Formé en 1988 dans la dame de Fer de Pittsburgh, les Pennsylvaniens d'Anti-Flag ne cessent de rappeler que le punk ne saurait être limité à quelques slogans marketing pour adolescents (Offspring, Green Day), qu'il s'agit d'un véritable combat politique mené avant eux par The Clash ou The Dead Kennedys. Brûlot après brûlot, cette rage ne s'est pas tarie et les incendiaires d’étendards ont même tenté quelques enrichissantes aventures (la dernière en date était la transmutation de leur répertoire punk en acoustique).
Douzième album studio, ''20/20 Vision'' ne saurait être l'album de l'apaisement. L'heure est toujours à la lutte et sans surprise aucune, le président américain est la cible de tout projectile verbal. Le titre de l'opus semble refuser le compromis de l'autruche, adopté par une multitude de pays occidentaux, en dévoilant le diagnostic de leur opticien traitant : les deux yeux sont bien ouverts sur notre monde. En en jetant un sur la liste des titres de cet album-concept (mais tous les albums de ce groupe ont pour concept commun la colère), les slogans s'accumulent livrant clairement leurs griefs : 'Hate Conquers All', 'Christian Nationalist', 'Un-American', 'A Nation Sleeps'. La voix du président américain a même le privilège de lancer l'écoute avec une phrase - isolée de son contexte - qui réclame plus de retenue contre des éléments perturbateurs. Sans entrer dans un débat politique qui n'aurait lieu d'être ici et sans aller jusqu'à conduire une défense hardie de Donald Trump (dans ce monde consensuel, serait-ce finalement une preuve de courage ?), le discours de nos Anti-Flag ne se distinguent guère du tout-venant. Comment dit-on tirer sur l'ambulance en anglais ?

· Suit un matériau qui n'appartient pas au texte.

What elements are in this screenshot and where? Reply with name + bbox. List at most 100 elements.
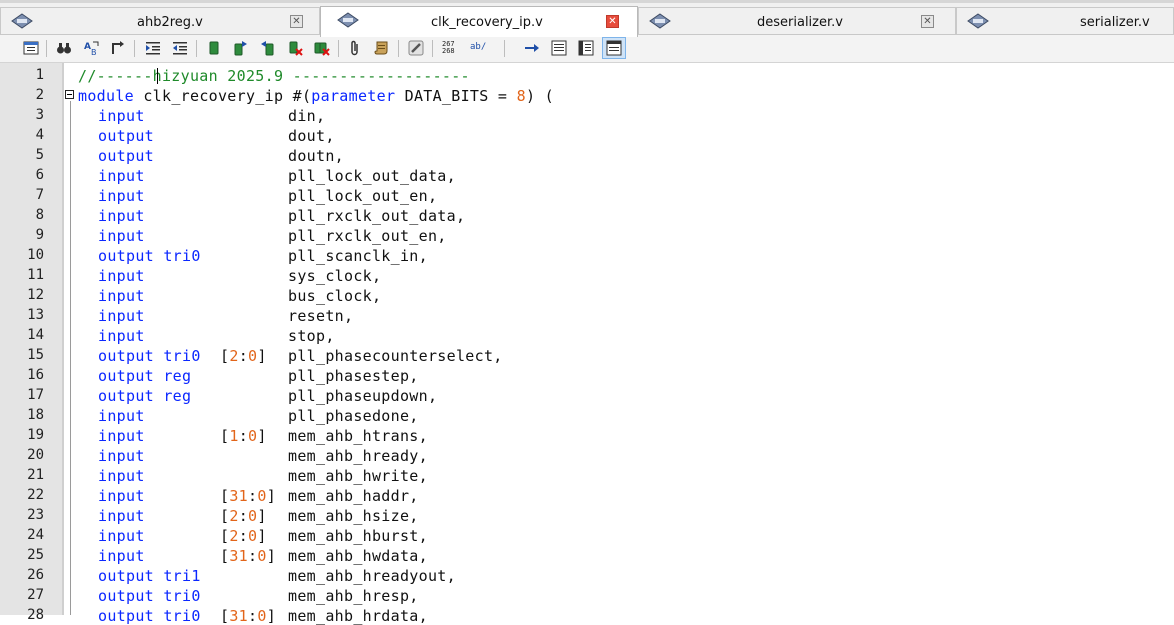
code-line: 7 input pll_lock_out_en,: [0, 185, 1174, 205]
prev-bookmark-button[interactable]: [258, 38, 278, 58]
spell-check-button[interactable]: ab/: [468, 38, 490, 58]
line-number: 3: [35, 107, 44, 123]
direction-keyword: output: [98, 607, 154, 625]
tab-deserializer[interactable]: deserializer.v ✕: [638, 7, 956, 35]
port-direction: input: [98, 187, 145, 205]
line-number: 11: [27, 267, 44, 283]
code-line: 19 input [1:0] mem_ahb_htrans,: [0, 425, 1174, 445]
line-number: 19: [27, 427, 44, 443]
goto-button[interactable]: [108, 38, 128, 58]
direction-keyword: output: [98, 367, 154, 385]
scroll-icon: [374, 41, 388, 55]
module-declaration: module clk_recovery_ip #(parameter DATA_…: [78, 87, 554, 105]
direction-keyword: input: [98, 267, 145, 285]
verilog-file-icon: [11, 13, 33, 29]
port-direction: input: [98, 327, 145, 345]
indent-button[interactable]: [143, 38, 163, 58]
line-number: 23: [27, 507, 44, 523]
code-line: 22 input [31:0] mem_ahb_haddr,: [0, 485, 1174, 505]
line-number: 26: [27, 567, 44, 583]
port-identifier: stop,: [288, 327, 335, 345]
line-number: 7: [35, 187, 44, 203]
port-direction: input: [98, 167, 145, 185]
next-bookmark-button[interactable]: [230, 38, 250, 58]
port-direction: input: [98, 547, 145, 565]
port-name: mem_ahb_hwdata,: [288, 547, 428, 565]
find-button[interactable]: [54, 38, 74, 58]
comment: //------hizyuan 2025.9 -----------------…: [78, 67, 470, 85]
line-number: 4: [35, 127, 44, 143]
port-range: [31:0]: [220, 487, 277, 505]
range-msb: 2: [229, 347, 239, 365]
port-range: [2:0]: [220, 527, 267, 545]
port-identifier: mem_ahb_hrdata,: [288, 607, 428, 625]
svg-text:B: B: [91, 48, 97, 56]
port-direction: input: [98, 427, 145, 445]
tab-clk-recovery-ip[interactable]: clk_recovery_ip.v ✕: [320, 6, 638, 37]
net-type-keyword: tri0: [163, 607, 201, 625]
code-line: 4 output dout,: [0, 125, 1174, 145]
bookmark-button[interactable]: [204, 38, 224, 58]
direction-keyword: input: [98, 287, 145, 305]
script-button[interactable]: [372, 38, 392, 58]
net-type-keyword: tri0: [163, 247, 201, 265]
range-lsb: 0: [248, 507, 258, 525]
tab-label: clk_recovery_ip.v: [431, 15, 543, 30]
tab-bar: ahb2reg.v ✕ clk_recovery_ip.v ✕ deserial…: [0, 0, 1174, 37]
range-msb: 1: [229, 427, 239, 445]
net-type-keyword: tri0: [163, 587, 201, 605]
port-name: mem_ahb_hrdata,: [288, 607, 428, 625]
port-name: resetn,: [288, 307, 353, 325]
comment-text: //------hizyuan 2025.9 -----------------…: [78, 67, 470, 85]
edit-button[interactable]: [406, 38, 426, 58]
close-icon[interactable]: ✕: [606, 15, 619, 28]
port-name: dout,: [288, 127, 335, 145]
direction-keyword: output: [98, 387, 154, 405]
toolbar-separator: [504, 40, 505, 57]
line-count-button[interactable]: 267 268: [440, 38, 462, 58]
close-icon[interactable]: ✕: [290, 15, 303, 28]
close-icon[interactable]: ✕: [921, 15, 934, 28]
range-msb: 31: [229, 547, 249, 565]
port-range: [1:0]: [220, 427, 267, 445]
code-line: 10 output tri0 pll_scanclk_in,: [0, 245, 1174, 265]
port-range: [31:0]: [220, 547, 277, 565]
port-identifier: dout,: [288, 127, 335, 145]
code-line: 12 input bus_clock,: [0, 285, 1174, 305]
port-range: [2:0]: [220, 507, 267, 525]
code-editor[interactable]: 1 //------hizyuan 2025.9 ----------------…: [0, 63, 1174, 625]
port-direction: output tri0: [98, 587, 201, 605]
code-line: 5 output doutn,: [0, 145, 1174, 165]
toolbar-separator: [398, 40, 399, 57]
properties-button[interactable]: [21, 38, 41, 58]
port-direction: output tri0: [98, 247, 201, 265]
port-direction: input: [98, 287, 145, 305]
line-number: 8: [35, 207, 44, 223]
clear-bookmark-button[interactable]: [285, 38, 305, 58]
line-number: 24: [27, 527, 44, 543]
keyword-parameter: parameter: [311, 87, 396, 105]
view-list-button[interactable]: [549, 38, 569, 58]
replace-button[interactable]: AB: [82, 38, 102, 58]
tab-serializer[interactable]: serializer.v: [956, 7, 1174, 35]
port-identifier: mem_ahb_hburst,: [288, 527, 428, 545]
outdent-icon: [173, 42, 187, 55]
port-identifier: din,: [288, 107, 326, 125]
direction-keyword: input: [98, 327, 145, 345]
view-split-button[interactable]: [576, 38, 596, 58]
toolbar-separator: [432, 40, 433, 57]
port-identifier: mem_ahb_hreadyout,: [288, 567, 456, 585]
tab-ahb2reg[interactable]: ahb2reg.v ✕: [0, 7, 320, 35]
view-full-button[interactable]: [602, 37, 626, 59]
port-direction: input: [98, 467, 145, 485]
attach-button[interactable]: [345, 38, 365, 58]
clear-all-bookmarks-button[interactable]: [312, 38, 332, 58]
port-name: pll_lock_out_en,: [288, 187, 437, 205]
port-direction: input: [98, 527, 145, 545]
port-identifier: mem_ahb_hresp,: [288, 587, 419, 605]
port-direction: input: [98, 447, 145, 465]
toolbar: AB 267 268 ab/: [0, 35, 1174, 63]
outdent-button[interactable]: [170, 38, 190, 58]
word-wrap-button[interactable]: [522, 38, 542, 58]
direction-keyword: input: [98, 167, 145, 185]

Voir en ''20/20 Vision'' la bande originale d'Amnesty International serait toutefois une erreur. Si l'impact des slogans politiques est aussi anxiogène qu'un pistolet à eau, il nous reste toutefois l'essentiel : la musique. Si le pays est endormi, il faut le réveiller et 'Hate Conquers All' mise sur une plus grande lourdeur hardcore avec un riff de guitare infernal et une voix hurlante. Si la haine est un virus, nul doute qu'Anti-Flag l'a contracté et souhaite généreusement nous le transmettre. Les autres morceaux déboulent à vive allure mais sans reprendre l'esprit noir de ce brûlot. A l'inverse de Montastruc, Anti-Flag retrouve une énergie plus punk non dépourvu de séductions. Le refrain fédérateur du très à charge 'Christian Nationalist', We Are Now Who You Are, risque de galoper dans votre tête. Le très mélodique 'Unbreakable' met en avant un solo de guitare ravageur comme pour prouver qu'Anti-Flag n'a peur de personne. 'Un-American', belle ballade avec un refrain fédérateur, réjouira par son esthétique de contre-pied : quoi de mieux qu'une chanson d'amour pour relater un désamour ?

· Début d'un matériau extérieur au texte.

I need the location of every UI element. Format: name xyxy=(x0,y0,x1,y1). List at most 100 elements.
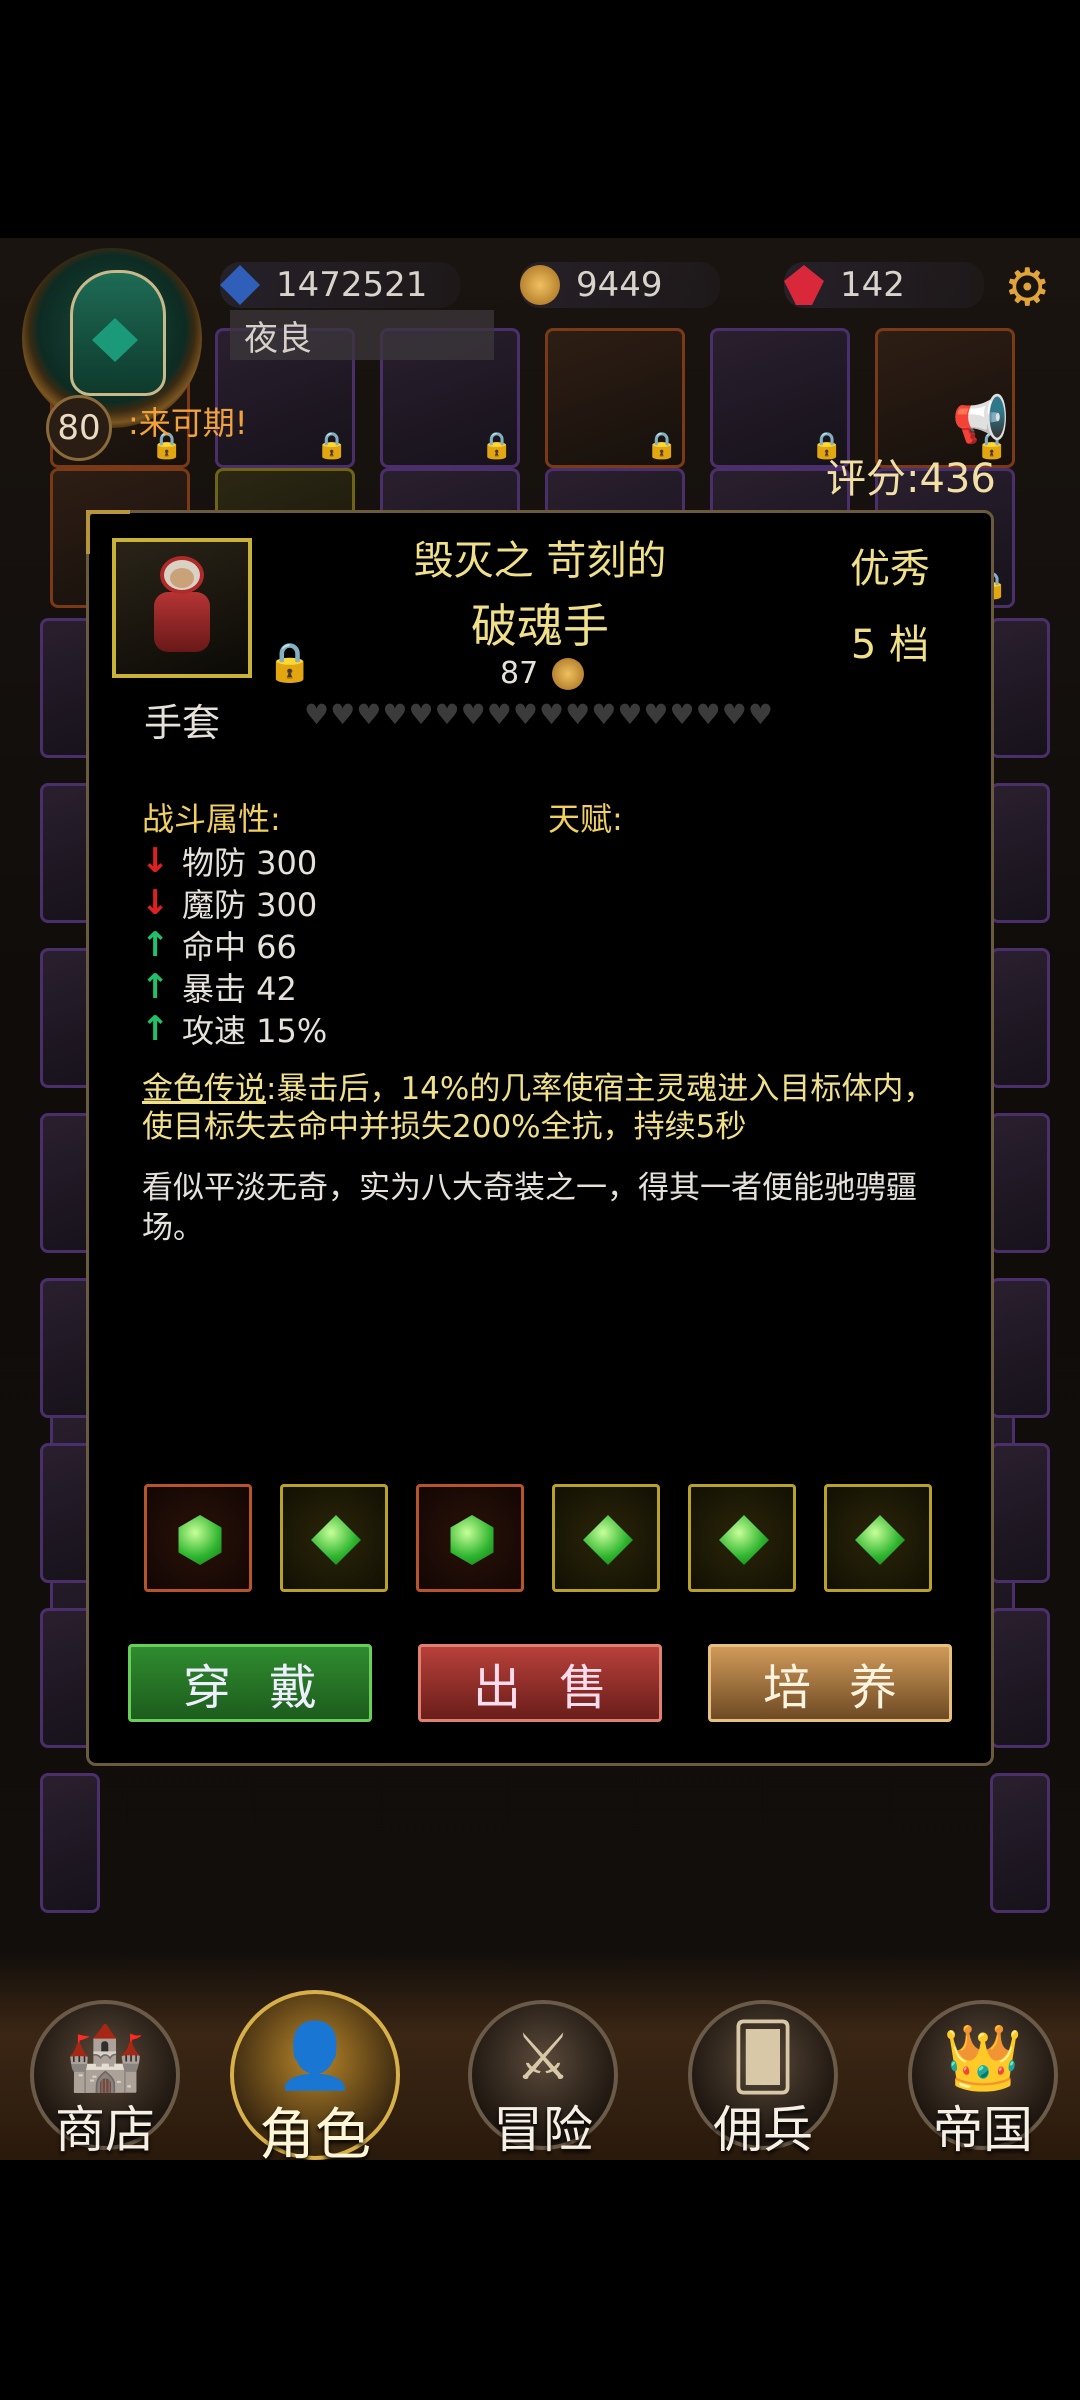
enhance-hearts: ♥ ♥ ♥ ♥ ♥ ♥ ♥ ♥ ♥ ♥ ♥ ♥ ♥ ♥ ♥ ♥ ♥ ♥ xyxy=(304,698,773,731)
arrow-down-icon: ↓ xyxy=(140,883,170,923)
combat-attribute: ↓ 魔防 300 xyxy=(140,880,318,926)
combat-attribute: ↑ 攻速 15% xyxy=(140,1006,328,1052)
heart-icon: ♥ xyxy=(669,698,695,731)
lock-icon: 🔒 xyxy=(315,431,348,461)
gem-socket[interactable] xyxy=(552,1484,660,1592)
crown-icon: 👑 xyxy=(943,2021,1023,2096)
item-lock-icon[interactable]: 🔒 xyxy=(266,640,313,685)
heart-icon: ♥ xyxy=(617,698,643,731)
lock-icon: 🔒 xyxy=(480,431,513,461)
nav-label[interactable]: 商店 xyxy=(25,2090,185,2162)
emerald-gem-icon xyxy=(583,1515,633,1565)
status-bar-area xyxy=(0,0,1080,238)
heart-icon: ♥ xyxy=(591,698,617,731)
inventory-slot[interactable] xyxy=(990,948,1050,1088)
gem-socket[interactable] xyxy=(144,1484,252,1592)
combat-attribute-label: 魔防 300 xyxy=(182,886,318,924)
combat-attribute-label: 命中 66 xyxy=(182,928,297,966)
inventory-slot[interactable] xyxy=(990,1608,1050,1748)
emerald-gem-icon xyxy=(178,1515,222,1565)
inventory-slot[interactable] xyxy=(990,618,1050,758)
player-level-badge: 80 xyxy=(46,395,112,461)
inventory-slot[interactable] xyxy=(990,1113,1050,1253)
heart-icon: ♥ xyxy=(408,698,434,731)
equipment-score: 评分:436 xyxy=(826,456,996,502)
heart-icon: ♥ xyxy=(538,698,565,731)
combat-attribute: ↑ 暴击 42 xyxy=(140,964,297,1010)
heart-icon: ♥ xyxy=(382,698,408,731)
gold-value: 9449 xyxy=(576,265,663,305)
heart-icon: ♥ xyxy=(695,698,721,731)
inventory-slot[interactable] xyxy=(990,1773,1050,1913)
item-portrait-icon xyxy=(146,556,218,660)
arrow-up-icon: ↑ xyxy=(140,967,170,1007)
inventory-slot[interactable]: 🔒 xyxy=(545,328,685,468)
system-nav-area xyxy=(0,2160,1080,2400)
gem-socket[interactable] xyxy=(688,1484,796,1592)
gold-coin-icon xyxy=(552,657,585,690)
heart-icon: ♥ xyxy=(643,698,669,731)
nav-label[interactable]: 佣兵 xyxy=(683,2090,843,2162)
legendary-effect: 金色传说:暴击后，14%的几率使宿主灵魂进入目标体内，使目标失去命中并损失200… xyxy=(142,1070,952,1146)
heart-icon: ♥ xyxy=(330,698,356,731)
hooded-character-icon: 👤 xyxy=(275,2019,355,2094)
combat-attribute: ↓ 物防 300 xyxy=(140,838,318,884)
ruby-counter: 142 xyxy=(784,262,984,308)
item-tier: 5 档 xyxy=(850,622,930,668)
emerald-gem-icon xyxy=(719,1515,769,1565)
inventory-slot[interactable] xyxy=(990,783,1050,923)
emerald-gem-icon xyxy=(450,1515,494,1565)
combat-attribute-label: 攻速 15% xyxy=(182,1012,328,1050)
settings-gear-icon[interactable]: ⚙ xyxy=(1004,258,1051,318)
mercenary-card-icon: 🂠 xyxy=(730,2020,796,2095)
gem-socket[interactable] xyxy=(280,1484,388,1592)
heart-icon: ♥ xyxy=(460,698,486,731)
nav-label[interactable]: 帝国 xyxy=(903,2090,1063,2162)
train-button[interactable]: 培养 xyxy=(708,1644,952,1722)
item-name: 破魂手 xyxy=(471,599,609,653)
item-affix: 毁灭之 苛刻的 xyxy=(413,538,667,584)
item-type: 手套 xyxy=(144,701,221,745)
nav-label[interactable]: 冒险 xyxy=(463,2090,623,2162)
wear-button[interactable]: 穿戴 xyxy=(128,1644,372,1722)
player-name: 夜良 xyxy=(230,310,494,360)
heart-icon: ♥ xyxy=(304,698,330,731)
announcement-marquee: :来可期! xyxy=(128,404,248,442)
nav-label[interactable]: 角色 xyxy=(235,2090,395,2171)
ruby-icon xyxy=(784,265,824,305)
announcement-horn-icon[interactable]: 📢 xyxy=(952,392,1009,447)
inventory-slot[interactable] xyxy=(990,1443,1050,1583)
sell-button[interactable]: 出售 xyxy=(418,1644,662,1722)
item-lore: 看似平淡无奇，实为八大奇装之一，得其一者便能驰骋疆场。 xyxy=(142,1170,917,1246)
castle-icon: 🏰 xyxy=(65,2021,145,2096)
sapphire-value: 1472521 xyxy=(276,265,428,305)
heart-icon: ♥ xyxy=(565,698,591,731)
heart-icon: ♥ xyxy=(747,698,773,731)
heart-icon: ♥ xyxy=(356,698,382,731)
combat-attributes-title: 战斗属性: xyxy=(142,800,281,838)
item-quality: 优秀 xyxy=(850,546,930,592)
sapphire-counter: 1472521 xyxy=(220,262,460,308)
inventory-slot[interactable] xyxy=(40,1773,100,1913)
gem-socket[interactable] xyxy=(824,1484,932,1592)
combat-attribute-label: 物防 300 xyxy=(182,844,318,882)
item-price-value: 87 xyxy=(500,656,539,691)
inventory-slot[interactable] xyxy=(990,1278,1050,1418)
arrow-down-icon: ↓ xyxy=(140,841,170,881)
gem-socket[interactable] xyxy=(416,1484,524,1592)
lock-icon: 🔒 xyxy=(645,431,678,461)
talent-title: 天赋: xyxy=(548,800,623,838)
crossed-swords-icon: ⚔ xyxy=(514,2020,572,2095)
gold-counter: 9449 xyxy=(520,262,720,308)
sapphire-icon xyxy=(220,265,260,305)
legendary-label: 金色传说 xyxy=(142,1071,266,1107)
arrow-up-icon: ↑ xyxy=(140,925,170,965)
ruby-value: 142 xyxy=(840,265,905,305)
emerald-gem-icon xyxy=(855,1515,905,1565)
heart-icon: ♥ xyxy=(486,698,512,731)
combat-attribute-label: 暴击 42 xyxy=(182,970,297,1008)
arrow-up-icon: ↑ xyxy=(140,1009,170,1049)
item-price: 87 xyxy=(500,656,585,691)
heart-icon: ♥ xyxy=(721,698,747,731)
gold-coin-icon xyxy=(520,265,560,305)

Si les textes sont une énième redite de groupe engagé, Anti-Flag n'a pourtant pas lésiné sur la musique. En une trentaine de minutes, les Américains dévoilent des exercices de séduction, tantôt mélodiques et caressants, tantôt chaotiques et noirs. Si musique et politique ne font pas bon mélange, Anti-Flag réussit toutefois à trouver une alchimie qui n'est pas qu'un accompagnement de texte mais une véritable mise en son de toutes leurs colères et frustrations sans pour autant sauter la case "ironie".